Installation

Can you make WeBWork use only relative URLs?

Can you make WeBWork use only relative URLs?

by Justin Brody -
Number of replies: 2
This is a pretty technical question and not very important; I hope no-one will spend too much valuable time on it unless there's a quick answer.

I'm running WeBWork on the local network of my campus. In particular, if a student wants to access it from off-campus they need to go through the VPN. We don't have a lot of spare IP addresses, so our IT department hasn't wanted to give me one.

As a sort of workaround, a colleague set up his server so that requests to a subdirectory will come from my machine. For example, if someone requests
http://friends.machine/my_machine/webwork2/

from off-campus it would pull the same page as requesting
http://my.machine/webwork2/
from on-campus.

So far, so good. The problem is that when you login, WeBWork seems to send a request for /webwork2/
This ends up looking for http://friends.machine/webwork2/ which doesn't exist. So I'm wondering if there's a reasonably easy way to get WeBWork to only use relative URLs, so that it would request the proper URL for someone coming from either on-campus (http://my.machine/webwork2/) or off-campus (http://friends.machine/my_machine/webwork2/)
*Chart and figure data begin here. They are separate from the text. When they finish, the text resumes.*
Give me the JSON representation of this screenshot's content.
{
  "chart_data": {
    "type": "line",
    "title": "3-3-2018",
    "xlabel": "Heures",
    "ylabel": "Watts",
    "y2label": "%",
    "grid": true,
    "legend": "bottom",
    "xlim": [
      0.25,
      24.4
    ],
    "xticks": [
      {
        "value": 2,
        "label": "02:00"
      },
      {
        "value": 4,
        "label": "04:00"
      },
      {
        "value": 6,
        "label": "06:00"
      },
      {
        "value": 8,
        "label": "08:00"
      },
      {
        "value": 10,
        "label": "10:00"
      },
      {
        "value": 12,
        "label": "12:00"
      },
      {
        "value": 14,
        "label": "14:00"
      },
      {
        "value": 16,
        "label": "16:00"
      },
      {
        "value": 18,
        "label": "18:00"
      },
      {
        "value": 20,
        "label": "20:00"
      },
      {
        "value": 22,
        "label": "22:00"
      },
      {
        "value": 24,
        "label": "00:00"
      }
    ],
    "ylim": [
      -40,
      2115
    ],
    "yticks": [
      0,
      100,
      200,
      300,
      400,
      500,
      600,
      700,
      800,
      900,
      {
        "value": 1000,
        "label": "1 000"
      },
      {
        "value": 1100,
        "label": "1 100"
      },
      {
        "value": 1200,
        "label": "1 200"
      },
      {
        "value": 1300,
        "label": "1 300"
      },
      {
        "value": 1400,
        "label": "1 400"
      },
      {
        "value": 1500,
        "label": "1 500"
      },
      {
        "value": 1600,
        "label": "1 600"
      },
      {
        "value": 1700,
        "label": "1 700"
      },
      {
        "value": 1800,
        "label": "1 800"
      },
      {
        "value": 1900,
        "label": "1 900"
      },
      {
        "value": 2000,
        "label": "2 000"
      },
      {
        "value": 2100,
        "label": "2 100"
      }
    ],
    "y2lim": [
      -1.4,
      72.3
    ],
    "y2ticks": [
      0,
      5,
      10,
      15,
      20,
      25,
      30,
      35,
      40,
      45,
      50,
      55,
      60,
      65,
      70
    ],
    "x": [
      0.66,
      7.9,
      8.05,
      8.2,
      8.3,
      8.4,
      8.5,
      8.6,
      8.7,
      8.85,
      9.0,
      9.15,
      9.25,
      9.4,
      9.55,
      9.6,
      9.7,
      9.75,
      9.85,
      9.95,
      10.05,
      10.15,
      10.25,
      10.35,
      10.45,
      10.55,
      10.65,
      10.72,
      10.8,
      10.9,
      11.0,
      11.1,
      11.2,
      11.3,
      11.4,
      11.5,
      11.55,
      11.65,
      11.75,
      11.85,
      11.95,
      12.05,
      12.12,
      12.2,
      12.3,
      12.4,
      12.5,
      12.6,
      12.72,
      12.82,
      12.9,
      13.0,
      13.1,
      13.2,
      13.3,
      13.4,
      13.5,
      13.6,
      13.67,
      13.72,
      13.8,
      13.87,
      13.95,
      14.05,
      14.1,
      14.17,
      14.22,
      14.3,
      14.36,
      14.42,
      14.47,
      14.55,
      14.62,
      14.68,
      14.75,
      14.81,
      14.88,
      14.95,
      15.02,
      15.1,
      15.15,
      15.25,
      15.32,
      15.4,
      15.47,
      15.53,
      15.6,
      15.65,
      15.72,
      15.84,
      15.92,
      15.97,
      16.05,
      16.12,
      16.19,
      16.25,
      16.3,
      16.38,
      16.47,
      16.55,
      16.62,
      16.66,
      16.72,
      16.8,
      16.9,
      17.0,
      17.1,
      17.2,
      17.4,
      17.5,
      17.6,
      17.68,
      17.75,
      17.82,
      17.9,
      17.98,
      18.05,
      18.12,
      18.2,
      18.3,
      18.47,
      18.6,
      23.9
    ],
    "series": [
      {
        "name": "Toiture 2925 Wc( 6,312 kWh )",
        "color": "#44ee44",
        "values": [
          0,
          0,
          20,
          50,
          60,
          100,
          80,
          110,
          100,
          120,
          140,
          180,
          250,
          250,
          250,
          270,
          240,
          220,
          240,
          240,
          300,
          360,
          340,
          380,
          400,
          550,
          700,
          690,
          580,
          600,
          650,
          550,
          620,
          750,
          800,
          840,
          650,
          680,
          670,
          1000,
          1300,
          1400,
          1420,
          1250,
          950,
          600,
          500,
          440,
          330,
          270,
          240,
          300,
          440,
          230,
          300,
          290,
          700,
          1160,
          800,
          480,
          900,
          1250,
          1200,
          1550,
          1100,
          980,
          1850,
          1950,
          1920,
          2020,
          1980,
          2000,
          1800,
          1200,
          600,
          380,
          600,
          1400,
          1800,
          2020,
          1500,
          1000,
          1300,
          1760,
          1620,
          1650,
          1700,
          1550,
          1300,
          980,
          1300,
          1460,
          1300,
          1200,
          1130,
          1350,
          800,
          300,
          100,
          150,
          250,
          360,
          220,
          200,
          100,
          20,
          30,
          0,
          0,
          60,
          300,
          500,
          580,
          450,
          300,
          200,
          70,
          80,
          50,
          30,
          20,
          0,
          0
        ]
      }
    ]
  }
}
Again, this isn't a big deal but it would be nice if I could get it working...



In reply to Justin Brody

Re: Can you make WeBWork use only relative URLs?

by Danny Glin -
A workaround occurred to me:

You could change the root url of WeBWorK to be my_machine/webwork2/.  Thus requests from both on-campus and off-campus would be headed for http://either_server/my_machine/webwork2/

Of course this would mean updating all existing links and bookmarks, but it seems like it should be seamless once it's set up.

Danny
In reply to Justin Brody

Re: Can you make WeBWork use only relative URLs?

by Gavin LaRose -
Hi Justin,

My first thought is that what you really want to do is use mod_proxy in apache on your friend's server. I think the ProxyPass directive (and ProxyPassReverse) will let you do what you want.

From what you said it sounds as if you're doing essentially this already, but I'm not sure. I didn't carefully reread the apache documentation, but I think that the ProxyPassReverse directive should let you rewrite the URL that's coming back from your server when it's returned from your friend's.